Quels sont les facteurs favorisants ?

La course sur sol dur, le surentraînement, les chaussures inadaptées et les troubles morphostatiques des membres inférieurs (rigidité de la voûte plantaire, pied plat valgus, course en rotation externe de hanche, genu valgum ou genu varum) sont responsables de la majorité des périostites tibiales. Les troubles sont souvent améliorables par le port de semelles correctrices adaptées.

Comment poser le diagnostic d’une périostite tibiale ?

L’examen permet un diagnostic rapide : la sensibilité à la palpation douce réveille une douleur très vive sur 10 à 12 cm de hauteur. Parfois, il existe une augmentation de la chaleur locale, voire une légère tuméfaction.

La palpation de l’os et sa percussion permettent d’éliminer une fracture de fatigue du tibia dont la palpation est extrêmement ponctuelle. Le seul piège réel est l’exceptionnelle fracture de fatigue longitudinale de la diaphyse tibiale.

La ténosynovite du jambier antérieure doit être éliminée par la palpation et l’extension contrariée. La palpation des masses musculaires de voisinage élimine un syndrome de loge profond.

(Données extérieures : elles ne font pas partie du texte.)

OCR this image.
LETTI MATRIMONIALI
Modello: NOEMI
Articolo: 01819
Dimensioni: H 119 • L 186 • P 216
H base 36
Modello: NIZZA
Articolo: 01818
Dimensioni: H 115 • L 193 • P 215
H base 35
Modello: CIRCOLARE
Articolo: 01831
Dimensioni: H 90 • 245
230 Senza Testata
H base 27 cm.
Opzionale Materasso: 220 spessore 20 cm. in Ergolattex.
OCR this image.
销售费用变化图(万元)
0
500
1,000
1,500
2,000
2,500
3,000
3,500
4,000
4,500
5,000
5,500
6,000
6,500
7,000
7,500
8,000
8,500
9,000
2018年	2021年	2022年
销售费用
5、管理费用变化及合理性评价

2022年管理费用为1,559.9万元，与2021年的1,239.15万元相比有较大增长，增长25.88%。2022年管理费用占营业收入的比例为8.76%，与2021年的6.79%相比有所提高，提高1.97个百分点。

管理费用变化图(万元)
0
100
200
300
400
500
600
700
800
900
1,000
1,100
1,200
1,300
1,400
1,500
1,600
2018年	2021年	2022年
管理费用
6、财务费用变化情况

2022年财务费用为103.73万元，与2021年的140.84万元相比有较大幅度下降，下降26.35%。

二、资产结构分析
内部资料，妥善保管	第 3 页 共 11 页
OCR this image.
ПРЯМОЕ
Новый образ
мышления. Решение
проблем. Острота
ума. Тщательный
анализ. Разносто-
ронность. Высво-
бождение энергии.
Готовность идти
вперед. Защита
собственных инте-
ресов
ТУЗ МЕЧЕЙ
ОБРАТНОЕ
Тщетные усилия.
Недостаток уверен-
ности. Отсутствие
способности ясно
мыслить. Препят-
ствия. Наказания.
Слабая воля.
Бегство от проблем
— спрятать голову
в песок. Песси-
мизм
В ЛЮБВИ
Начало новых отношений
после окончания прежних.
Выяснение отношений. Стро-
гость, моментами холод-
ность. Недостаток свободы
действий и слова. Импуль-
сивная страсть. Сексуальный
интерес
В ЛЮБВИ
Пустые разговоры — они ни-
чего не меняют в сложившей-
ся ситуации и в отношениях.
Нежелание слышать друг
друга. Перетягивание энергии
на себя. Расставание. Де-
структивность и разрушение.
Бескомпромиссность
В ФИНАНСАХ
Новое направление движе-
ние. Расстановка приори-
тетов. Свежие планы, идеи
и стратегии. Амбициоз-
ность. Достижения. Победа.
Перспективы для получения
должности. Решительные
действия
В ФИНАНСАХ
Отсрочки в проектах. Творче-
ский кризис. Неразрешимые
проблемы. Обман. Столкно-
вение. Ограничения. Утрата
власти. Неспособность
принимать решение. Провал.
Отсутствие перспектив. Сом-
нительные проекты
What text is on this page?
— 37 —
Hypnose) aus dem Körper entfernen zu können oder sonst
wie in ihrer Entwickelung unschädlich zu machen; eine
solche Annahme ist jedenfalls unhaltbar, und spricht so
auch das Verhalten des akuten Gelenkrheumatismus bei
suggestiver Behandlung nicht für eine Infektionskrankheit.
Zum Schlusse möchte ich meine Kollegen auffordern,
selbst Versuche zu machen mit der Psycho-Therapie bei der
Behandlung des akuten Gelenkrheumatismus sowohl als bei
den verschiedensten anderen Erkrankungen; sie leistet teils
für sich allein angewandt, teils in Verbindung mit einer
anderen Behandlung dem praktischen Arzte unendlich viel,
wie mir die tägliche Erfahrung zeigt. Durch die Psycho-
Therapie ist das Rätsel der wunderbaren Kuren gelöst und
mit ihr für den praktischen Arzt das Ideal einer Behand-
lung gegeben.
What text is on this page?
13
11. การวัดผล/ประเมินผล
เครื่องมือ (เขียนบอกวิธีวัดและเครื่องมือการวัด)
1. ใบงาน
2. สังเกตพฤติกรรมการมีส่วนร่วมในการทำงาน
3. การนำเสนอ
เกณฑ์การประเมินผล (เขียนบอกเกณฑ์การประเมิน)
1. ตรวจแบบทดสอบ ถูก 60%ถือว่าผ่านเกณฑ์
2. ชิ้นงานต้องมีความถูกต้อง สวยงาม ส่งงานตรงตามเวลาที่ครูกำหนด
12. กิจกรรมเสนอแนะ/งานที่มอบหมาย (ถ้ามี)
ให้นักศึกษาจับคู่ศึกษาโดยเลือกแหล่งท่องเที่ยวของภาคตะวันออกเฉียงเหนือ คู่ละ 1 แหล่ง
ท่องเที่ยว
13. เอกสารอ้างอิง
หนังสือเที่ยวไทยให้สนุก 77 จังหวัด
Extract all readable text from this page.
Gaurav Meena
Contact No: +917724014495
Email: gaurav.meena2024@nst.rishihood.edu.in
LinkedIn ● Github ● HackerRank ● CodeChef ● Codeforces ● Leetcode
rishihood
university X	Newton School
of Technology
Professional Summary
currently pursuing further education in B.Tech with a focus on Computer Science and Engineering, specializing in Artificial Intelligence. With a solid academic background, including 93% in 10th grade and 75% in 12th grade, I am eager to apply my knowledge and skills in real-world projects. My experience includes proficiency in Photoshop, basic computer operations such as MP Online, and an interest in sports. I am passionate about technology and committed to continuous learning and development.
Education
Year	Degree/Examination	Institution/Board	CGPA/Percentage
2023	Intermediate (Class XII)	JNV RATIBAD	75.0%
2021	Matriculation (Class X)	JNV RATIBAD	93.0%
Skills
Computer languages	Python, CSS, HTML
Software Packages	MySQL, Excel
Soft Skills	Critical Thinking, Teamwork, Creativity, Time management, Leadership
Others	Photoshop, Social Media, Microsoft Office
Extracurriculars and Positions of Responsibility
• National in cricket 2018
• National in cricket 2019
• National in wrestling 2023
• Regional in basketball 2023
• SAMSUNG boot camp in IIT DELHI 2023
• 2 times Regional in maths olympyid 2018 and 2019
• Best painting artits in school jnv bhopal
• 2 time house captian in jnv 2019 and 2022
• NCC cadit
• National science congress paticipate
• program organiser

Le diagnostic est clinique et les examens complémentaires ne sont pas indispensables. La radiographie standard est normale ou montre une petite réaction périostée. L’hyperfixation scintigraphique est très caractéristique. L’imagerie par résonance magnétique (IRM) n’a d’intérêt qu’en cas d’hésitation avec le diagnostic de fracture de fatigue du tibia.

Comment traiter une périostite tibiale ?

La périostite tibiale peut être invalidante pour le coureur, elle doit être prise en charge à un stade précoce pour éviter les complications. Si la douleur resurgit, c’est que quelque chose ne fonctionne pas adéquatement : mauvaise technique de course, surentrainement, chaussures inadaptées… Il faut agir en conséquence pour identifier et corriger les facteurs en cause.

Le traitement symptomatique repose sur le repos sportif (de 10 j à 2 mois selon la gravité), les applications de froid, les anti-inflammatoires non stéroïdiens (AINS) en cures courtes et en applications locales, la physiothérapie anti-inflammatoire (ondes pulsées, ionisations, etc.).

La kinésithérapie repose sur des exercices d’étirements progressifs et de postures du soleus, du muscle tibial postérieur et des muscles de la loge antérieure. Bien entendu, le meilleur traitement est le traitement préventif (adaptation du temps de course, correction plantaires, chaussures adaptées, course sur sol meuble).